BY BOB BERWYN, INSIDECLIMATE NEWS

DEC 28, 2019

The 2010s may go down in environmental history as the decade when the fingerprints of climate change became evident in extreme weather events, from heat waves to destructive storms, and climate tipping points once thought to be far off were found to be much closer.

It was the decade when governments worldwide woke up to the risk and signed the Paris climate agreement, yet still failed to reduce the greenhouse gas emissions at the pace and scale needed. And when climate scientists, seeing the evidence before them, cast away their reluctance to publicly advocate for action.

The sum of the decade’s climate science research, compiled in a series of reports by the Intergovernmental Panel on Climate Change (IPCC), suggests global warming is pushing many planetary systems toward a breakdown.
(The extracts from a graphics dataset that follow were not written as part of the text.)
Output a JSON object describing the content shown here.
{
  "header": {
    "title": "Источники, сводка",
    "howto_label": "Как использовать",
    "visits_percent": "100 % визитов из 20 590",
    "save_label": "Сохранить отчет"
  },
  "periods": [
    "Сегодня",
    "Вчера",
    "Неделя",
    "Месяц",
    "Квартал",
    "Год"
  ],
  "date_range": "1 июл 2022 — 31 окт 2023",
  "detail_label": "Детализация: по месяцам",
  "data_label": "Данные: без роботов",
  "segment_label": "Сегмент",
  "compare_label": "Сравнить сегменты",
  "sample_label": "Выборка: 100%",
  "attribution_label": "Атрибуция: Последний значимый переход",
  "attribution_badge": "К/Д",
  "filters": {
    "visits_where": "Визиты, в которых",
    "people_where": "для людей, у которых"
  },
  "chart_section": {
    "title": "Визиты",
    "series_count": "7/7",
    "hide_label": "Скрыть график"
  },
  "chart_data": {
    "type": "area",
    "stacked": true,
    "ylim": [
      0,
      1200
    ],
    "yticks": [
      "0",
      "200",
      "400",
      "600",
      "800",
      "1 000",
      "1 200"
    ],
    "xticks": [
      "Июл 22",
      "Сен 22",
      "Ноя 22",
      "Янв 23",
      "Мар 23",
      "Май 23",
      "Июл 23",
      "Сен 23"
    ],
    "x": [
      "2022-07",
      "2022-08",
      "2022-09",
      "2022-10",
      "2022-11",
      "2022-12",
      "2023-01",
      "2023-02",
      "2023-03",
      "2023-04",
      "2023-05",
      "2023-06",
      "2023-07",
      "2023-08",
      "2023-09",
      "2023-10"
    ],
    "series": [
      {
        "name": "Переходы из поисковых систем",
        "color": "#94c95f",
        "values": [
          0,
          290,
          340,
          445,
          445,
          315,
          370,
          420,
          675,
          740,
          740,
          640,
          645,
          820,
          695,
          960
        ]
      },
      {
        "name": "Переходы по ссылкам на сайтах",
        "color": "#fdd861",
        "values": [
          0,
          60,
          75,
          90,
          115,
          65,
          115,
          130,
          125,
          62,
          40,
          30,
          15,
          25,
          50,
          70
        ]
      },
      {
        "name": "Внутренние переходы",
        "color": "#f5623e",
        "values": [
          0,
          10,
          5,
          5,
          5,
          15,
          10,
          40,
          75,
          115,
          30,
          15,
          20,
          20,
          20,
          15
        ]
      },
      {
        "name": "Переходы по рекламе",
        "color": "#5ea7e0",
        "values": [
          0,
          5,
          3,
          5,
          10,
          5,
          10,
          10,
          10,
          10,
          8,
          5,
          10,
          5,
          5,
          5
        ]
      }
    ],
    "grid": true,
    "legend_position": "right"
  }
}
New studies showed polar ice caps melting and sea level rising much faster than just 10 years ago. Ocean researchers showed how marine heat waves kill corals and force fish to move northward, affecting food supplies for millions of people in developing countries. They tracked changes to crucial ocean currents and concluded that hurricanes will intensify faster in a warming world.
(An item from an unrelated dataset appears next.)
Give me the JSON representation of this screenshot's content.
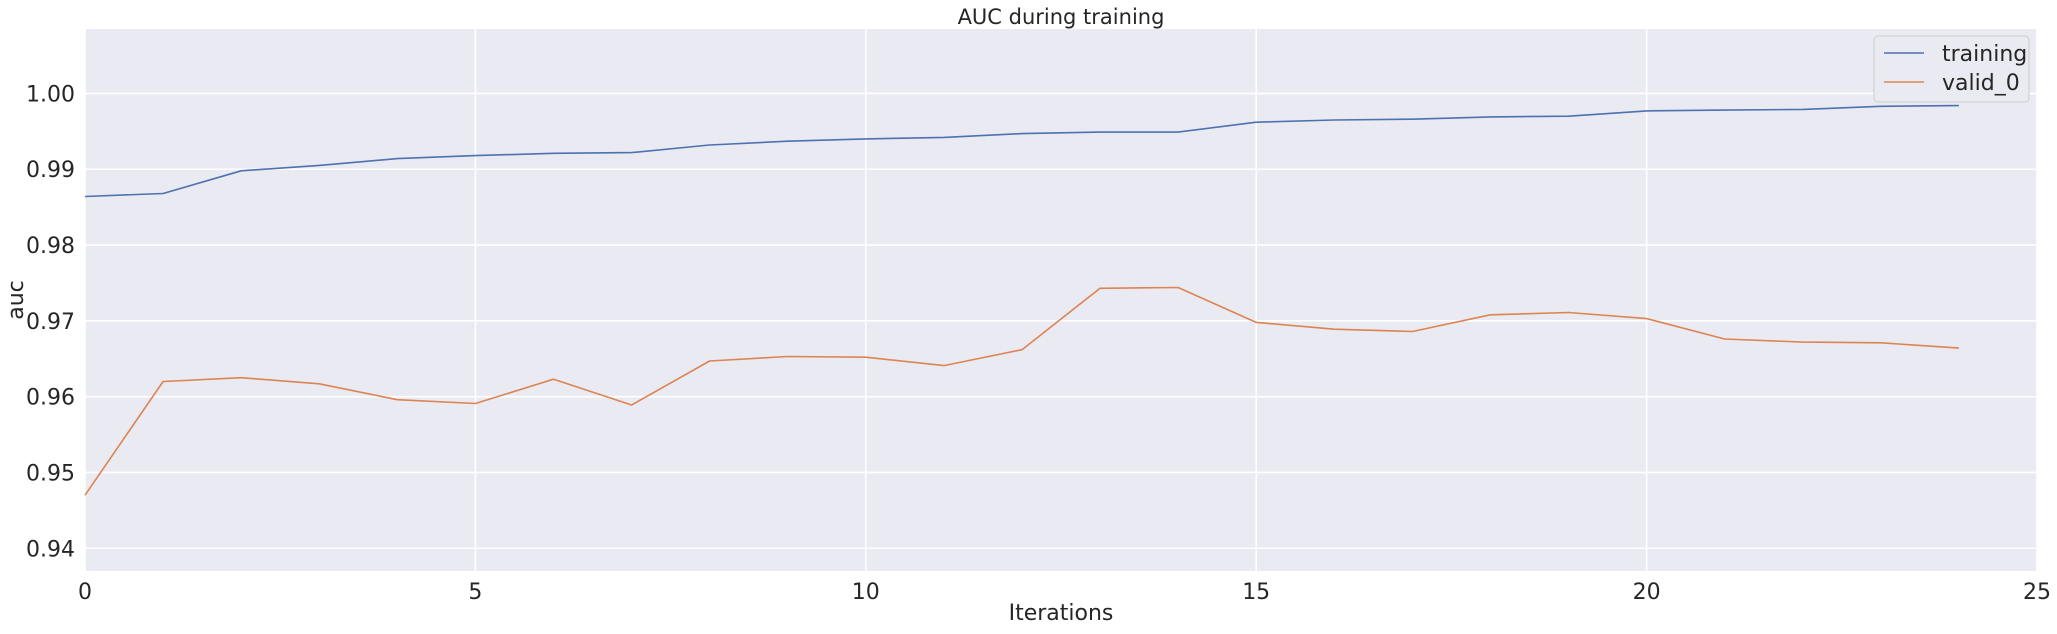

Together, the research showed how important it will be to cap the global temperature rise as far below 2 degrees Celsius—the Paris Agreement goal—as possible.
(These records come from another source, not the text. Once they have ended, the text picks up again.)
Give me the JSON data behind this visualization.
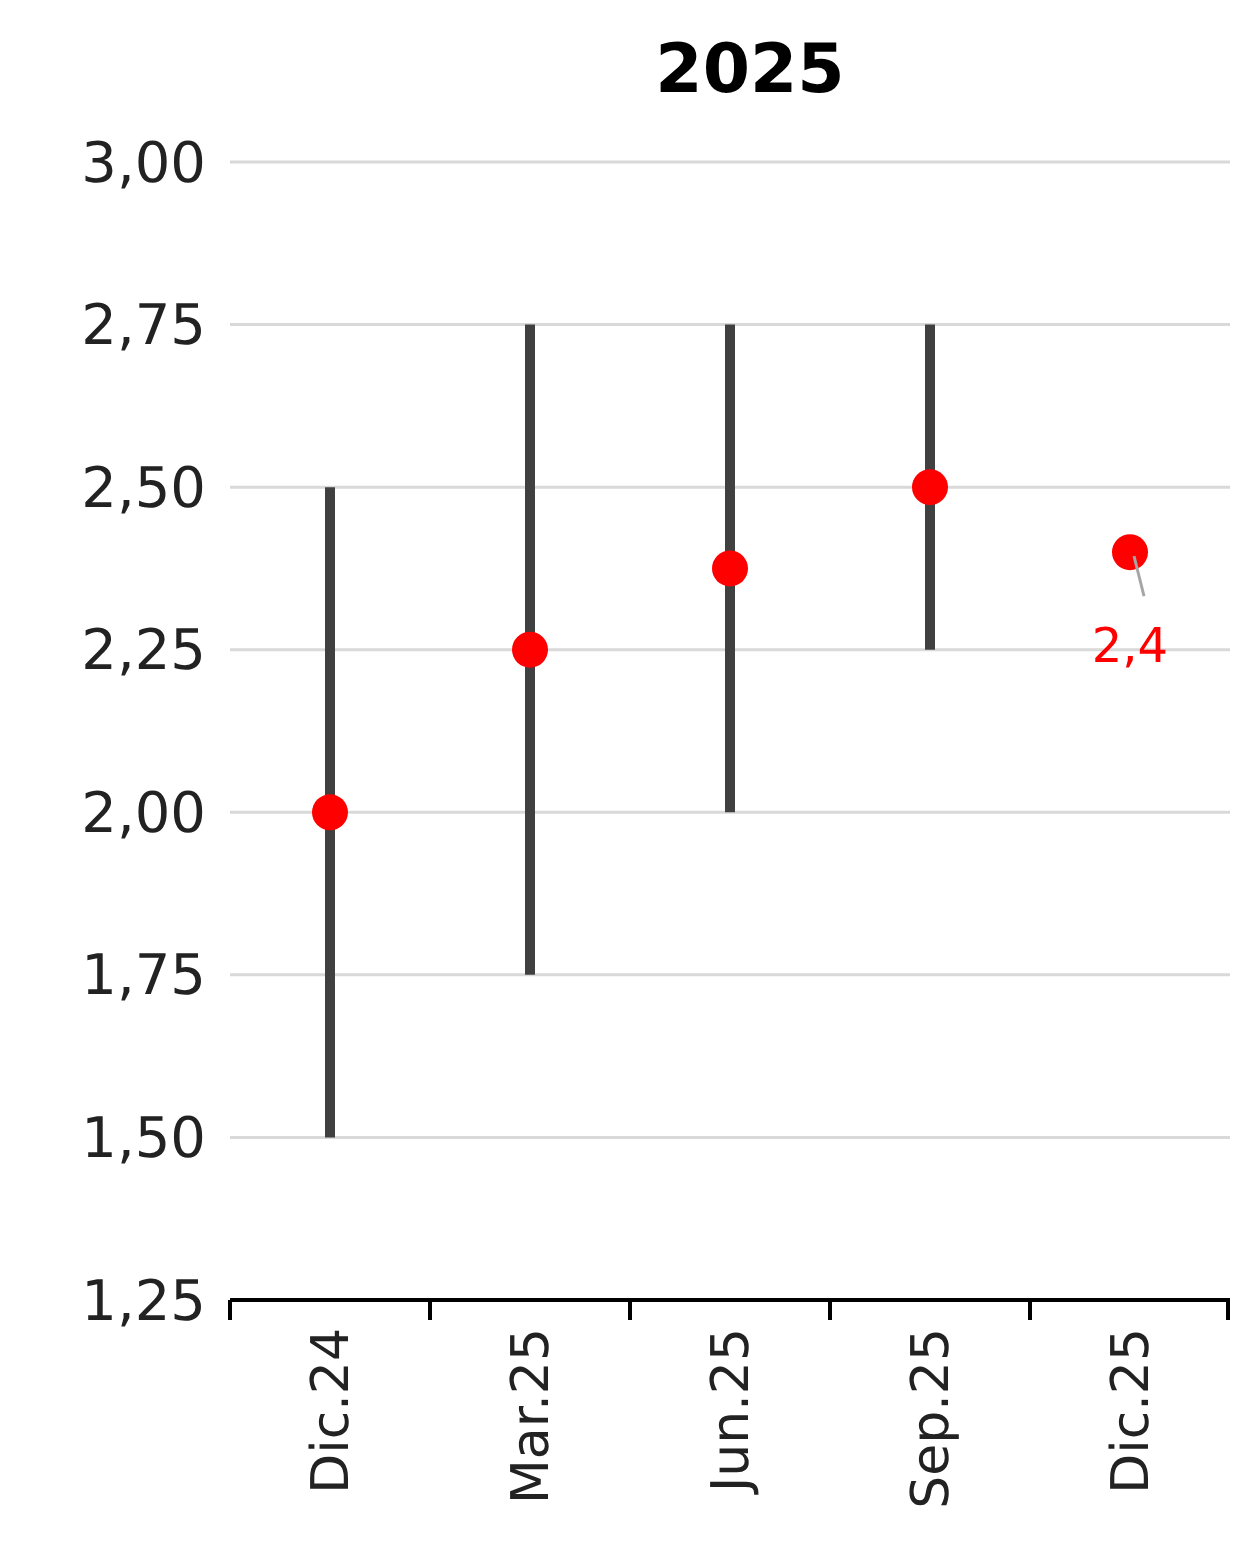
{
  "chart_data": {
    "type": "scatter",
    "title": "2025",
    "categories": [
      "Dic.24",
      "Mar.25",
      "Jun.25",
      "Sep.25",
      "Dic.25"
    ],
    "series": [
      {
        "color": "#ff0000",
        "values": [
          2.0,
          2.25,
          2.375,
          2.5,
          2.4
        ],
        "errors": [
          [
            1.5,
            2.5
          ],
          [
            1.75,
            2.75
          ],
          [
            2.0,
            2.75
          ],
          [
            2.25,
            2.75
          ],
          null
        ],
        "value_labels": [
          null,
          null,
          null,
          null,
          "2,4"
        ]
      }
    ],
    "ylim": [
      1.25,
      3
    ],
    "yticks": [
      {
        "value": 1.25,
        "label": "1,25"
      },
      {
        "value": 1.5,
        "label": "1,50"
      },
      {
        "value": 1.75,
        "label": "1,75"
      },
      {
        "value": 2,
        "label": "2,00"
      },
      {
        "value": 2.25,
        "label": "2,25"
      },
      {
        "value": 2.5,
        "label": "2,50"
      },
      {
        "value": 2.75,
        "label": "2,75"
      },
      {
        "value": 3,
        "label": "3,00"
      }
    ],
    "grid": "y",
    "marker": "circle"
  }
}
Feedback Loops on the Greenland Ice Sheet

At the start of the decade, it was unclear how fast the Greenland and West Antarctic Ice Sheets would melt. As recently as the 1990s, melting of the Greenland Ice Sheet was balanced by the buildup of new snow and ice, offering some hope that sea-level rise would be slow, allowing coastal communities time to adapt.

By the end of 2019, a study published in the scientific journal Nature showed the Greenland Ice Sheet was melting seven times faster than it had been in the 1990s. That’s on pace with the IPCC’s worst-case climate scenario, with Greenland alone contributing 2 to 5 inches of sea level rise by 2100. Another study, looking at evidence in fossilized shells, showed temperatures are very near a threshold that will melt most of the ice sheet.

Chart: Greenland's Increasing Meltwater Runoff

Scientists discovered feedback loops and new ways earth’s systems interact to melt the ice. Global warming is expanding ice slabs beneath Greenland’s snowy areas, hastening runoff and sea level rise. In Antarctica, they showed how global warming is shifting winds and pushing warmer water under floating ice shelves—both of which could contribute to rapid disintegration of ice shelves with a subsequent surge of sea level rise.

“The rate and magnitude of Greenland Ice Sheet mass loss, and of ice loss globally, has been dramatic,” said Twila Moon, a climate researcher with the National Snow and Ice Data Center.

How Sea Ice Loss Influences the Atmosphere

Many studies in the second half of the decade showed how important it is to keep the global temperature rise as far below 2 degrees Celsius as possible to avoid triggering tipping points that would have cascading consequences. Arctic sea ice is one of the big concerns. 

Even now, in its diminished state, the summer Arctic sea ice is a 1.6 million square-mile shield that reflects incoming solar radiation back to space. The more it melts, the more darker-colored ocean can absorb heat, speeding up the planet’s overall warming.

At 2 degrees Celsius warming, Arctic Ocean sea ice will probably melt completely, said National Snow and Ice Data Center climate researcher Walt Meier. “Some ice probably will persist if warming is limited to 1.5 degrees Celsius,” Meier said. He noted that research has suggested the ice could recover fairly quickly—if greenhouse gas concentrations are reduced enough to drop the temperature.

Chart: Arctic's Declining Sea Ice Cover

One intriguing question has been how the loss of Arctic sea ice will affect weather patterns in North America, Europe and Asia.

Melting that much of Earth’s icebox could alter wind patterns that shunt weather systems around the Northern Hemisphere, scientists reasoned early in the decade. A study in 2012 suggested a mechanism: Sea ice melt alters the jet stream by reducing the temperature contrast between the Arctic and the mid-latitudes. As the jet stream weakens, it enables areas of rainy weather or hot, dry conditions to linger longer over a given area, leading to extreme rainfall or heat waves and drought.

As the decade ended, studies seemed to support that early conclusion. Research published by Michael MannStefan Rahmstorf and others showed how heat waves, floods and wildfires are linked with a jet stream pattern that, in turn, is related to an over-heated Arctic. In a climate warmed by greenhouse gases, the jet stream is more likely to set up in a pattern that causes extremes to linger longer over Europe and North America.